Akabu Junmai Ginjo is the first thing you should try when you come to Morioka. The first sip of Akabu Junmai Ginjo is a pleasant taste with a moderate sweetness and umami spreading through the mouth. We enjoyed it with a bowl of kaisen-don (fresh seafood on top of rice) and hirumeshi (rice cooked in the sun).
Kawabata Sakenabitei in Akita. A-Sakura super delicious dry. It has a little sourness and dryness, and the umami taste rolls around in the mouth and comes slowly. Mackerel stewed in miso goes well with it.
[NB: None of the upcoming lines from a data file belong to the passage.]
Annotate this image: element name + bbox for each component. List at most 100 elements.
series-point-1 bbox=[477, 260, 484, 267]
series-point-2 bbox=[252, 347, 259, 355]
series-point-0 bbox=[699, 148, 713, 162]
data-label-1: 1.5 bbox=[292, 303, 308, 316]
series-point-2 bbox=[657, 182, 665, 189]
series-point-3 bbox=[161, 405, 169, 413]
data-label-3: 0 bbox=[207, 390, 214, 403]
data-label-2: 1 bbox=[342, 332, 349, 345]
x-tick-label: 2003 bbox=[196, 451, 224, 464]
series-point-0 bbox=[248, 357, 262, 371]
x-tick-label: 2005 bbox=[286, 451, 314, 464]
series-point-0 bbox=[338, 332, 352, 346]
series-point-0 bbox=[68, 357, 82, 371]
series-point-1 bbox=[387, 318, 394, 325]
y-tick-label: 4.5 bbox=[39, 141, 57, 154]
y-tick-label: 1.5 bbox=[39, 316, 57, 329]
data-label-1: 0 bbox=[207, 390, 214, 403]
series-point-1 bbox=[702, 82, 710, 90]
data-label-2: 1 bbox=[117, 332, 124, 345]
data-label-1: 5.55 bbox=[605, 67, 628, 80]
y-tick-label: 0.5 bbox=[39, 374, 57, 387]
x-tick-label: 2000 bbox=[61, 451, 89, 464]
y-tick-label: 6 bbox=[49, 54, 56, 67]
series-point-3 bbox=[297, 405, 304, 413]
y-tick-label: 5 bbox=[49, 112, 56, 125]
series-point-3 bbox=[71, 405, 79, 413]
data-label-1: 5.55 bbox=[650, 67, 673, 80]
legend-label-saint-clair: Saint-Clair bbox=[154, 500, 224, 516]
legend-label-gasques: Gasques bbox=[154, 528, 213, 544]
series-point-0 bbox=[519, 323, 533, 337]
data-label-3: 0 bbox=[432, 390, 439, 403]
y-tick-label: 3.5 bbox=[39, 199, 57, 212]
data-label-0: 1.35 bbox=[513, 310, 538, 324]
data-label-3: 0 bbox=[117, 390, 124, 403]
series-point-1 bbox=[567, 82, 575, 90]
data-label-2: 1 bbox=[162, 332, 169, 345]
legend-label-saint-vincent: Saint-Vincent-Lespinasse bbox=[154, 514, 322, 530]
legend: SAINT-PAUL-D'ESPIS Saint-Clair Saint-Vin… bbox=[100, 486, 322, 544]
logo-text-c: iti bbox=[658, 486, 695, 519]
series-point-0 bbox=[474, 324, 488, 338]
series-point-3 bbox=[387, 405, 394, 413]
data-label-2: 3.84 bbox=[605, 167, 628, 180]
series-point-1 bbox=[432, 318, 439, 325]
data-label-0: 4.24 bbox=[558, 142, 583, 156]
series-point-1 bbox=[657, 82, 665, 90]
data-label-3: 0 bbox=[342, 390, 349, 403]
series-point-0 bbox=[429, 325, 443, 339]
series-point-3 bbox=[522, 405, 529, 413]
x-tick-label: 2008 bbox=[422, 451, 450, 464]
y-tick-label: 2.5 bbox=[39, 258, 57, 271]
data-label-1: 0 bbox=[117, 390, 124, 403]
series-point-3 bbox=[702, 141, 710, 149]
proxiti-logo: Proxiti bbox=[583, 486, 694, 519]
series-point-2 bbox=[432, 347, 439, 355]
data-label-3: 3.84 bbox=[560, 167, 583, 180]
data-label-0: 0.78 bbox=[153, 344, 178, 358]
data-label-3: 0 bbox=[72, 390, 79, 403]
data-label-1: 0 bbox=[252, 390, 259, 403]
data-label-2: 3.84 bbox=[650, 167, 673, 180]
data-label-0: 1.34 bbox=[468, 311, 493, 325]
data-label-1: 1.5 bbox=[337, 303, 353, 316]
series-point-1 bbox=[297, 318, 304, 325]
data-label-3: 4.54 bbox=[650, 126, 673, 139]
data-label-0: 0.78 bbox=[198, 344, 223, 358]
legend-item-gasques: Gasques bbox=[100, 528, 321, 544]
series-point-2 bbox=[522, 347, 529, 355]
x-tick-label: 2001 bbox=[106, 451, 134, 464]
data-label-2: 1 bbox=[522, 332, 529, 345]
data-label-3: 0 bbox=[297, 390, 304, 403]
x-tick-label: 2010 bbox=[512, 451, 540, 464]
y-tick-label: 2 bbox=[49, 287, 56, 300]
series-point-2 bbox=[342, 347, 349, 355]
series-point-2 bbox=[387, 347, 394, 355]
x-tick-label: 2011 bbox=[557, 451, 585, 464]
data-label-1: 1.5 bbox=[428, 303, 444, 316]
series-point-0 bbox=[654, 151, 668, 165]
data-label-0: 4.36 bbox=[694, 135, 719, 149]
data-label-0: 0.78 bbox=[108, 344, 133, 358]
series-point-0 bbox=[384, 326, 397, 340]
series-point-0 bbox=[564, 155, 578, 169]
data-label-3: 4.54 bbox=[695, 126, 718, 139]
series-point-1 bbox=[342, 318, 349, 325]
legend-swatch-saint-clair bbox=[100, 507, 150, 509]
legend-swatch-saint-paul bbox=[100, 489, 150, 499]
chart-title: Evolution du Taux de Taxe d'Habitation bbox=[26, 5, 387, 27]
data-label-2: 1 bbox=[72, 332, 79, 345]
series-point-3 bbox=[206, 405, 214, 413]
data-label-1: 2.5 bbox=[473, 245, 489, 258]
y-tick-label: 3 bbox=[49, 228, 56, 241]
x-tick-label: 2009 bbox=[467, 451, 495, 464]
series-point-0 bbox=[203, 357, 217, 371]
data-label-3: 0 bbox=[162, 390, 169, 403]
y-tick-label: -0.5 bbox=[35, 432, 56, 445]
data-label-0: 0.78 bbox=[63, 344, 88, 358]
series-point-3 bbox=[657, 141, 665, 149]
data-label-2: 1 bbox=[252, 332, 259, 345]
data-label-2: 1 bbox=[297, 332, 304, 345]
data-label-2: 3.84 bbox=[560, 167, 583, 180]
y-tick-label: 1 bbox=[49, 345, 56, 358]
Near Niigata Station: I compared three kinds of sake at Benkei's crying place. The sweetness and umami are well-balanced and pleasantly spread in the mouth.
Near Niigata Station: I compared three kinds of sake at Benkei's crying place. The sweetness and umami are well-balanced and pleasantly spread in the mouth.
Tsuru no Tomo Junmai, cold and warmed sake comparison. The clear, refreshing taste of cold sake becomes more pronounced when heated. The sweetness comes after drinking.
The sweet and delicious taste spreads in the mouth, yet it has a refreshing feel. It is also good as a heated sake. The restaurant's recommendation is understandable.
I bought it a year ago and it was sitting in the back of the fridge at the store. I opened the bottle to try to revive it, but the explosive fizzing did not subside, and after more than 30 minutes of loosening and tightening the bottle cap while letting the bubbles escape, I was finally able to drink it. It tasted like a 5% alcohol yuzu sake.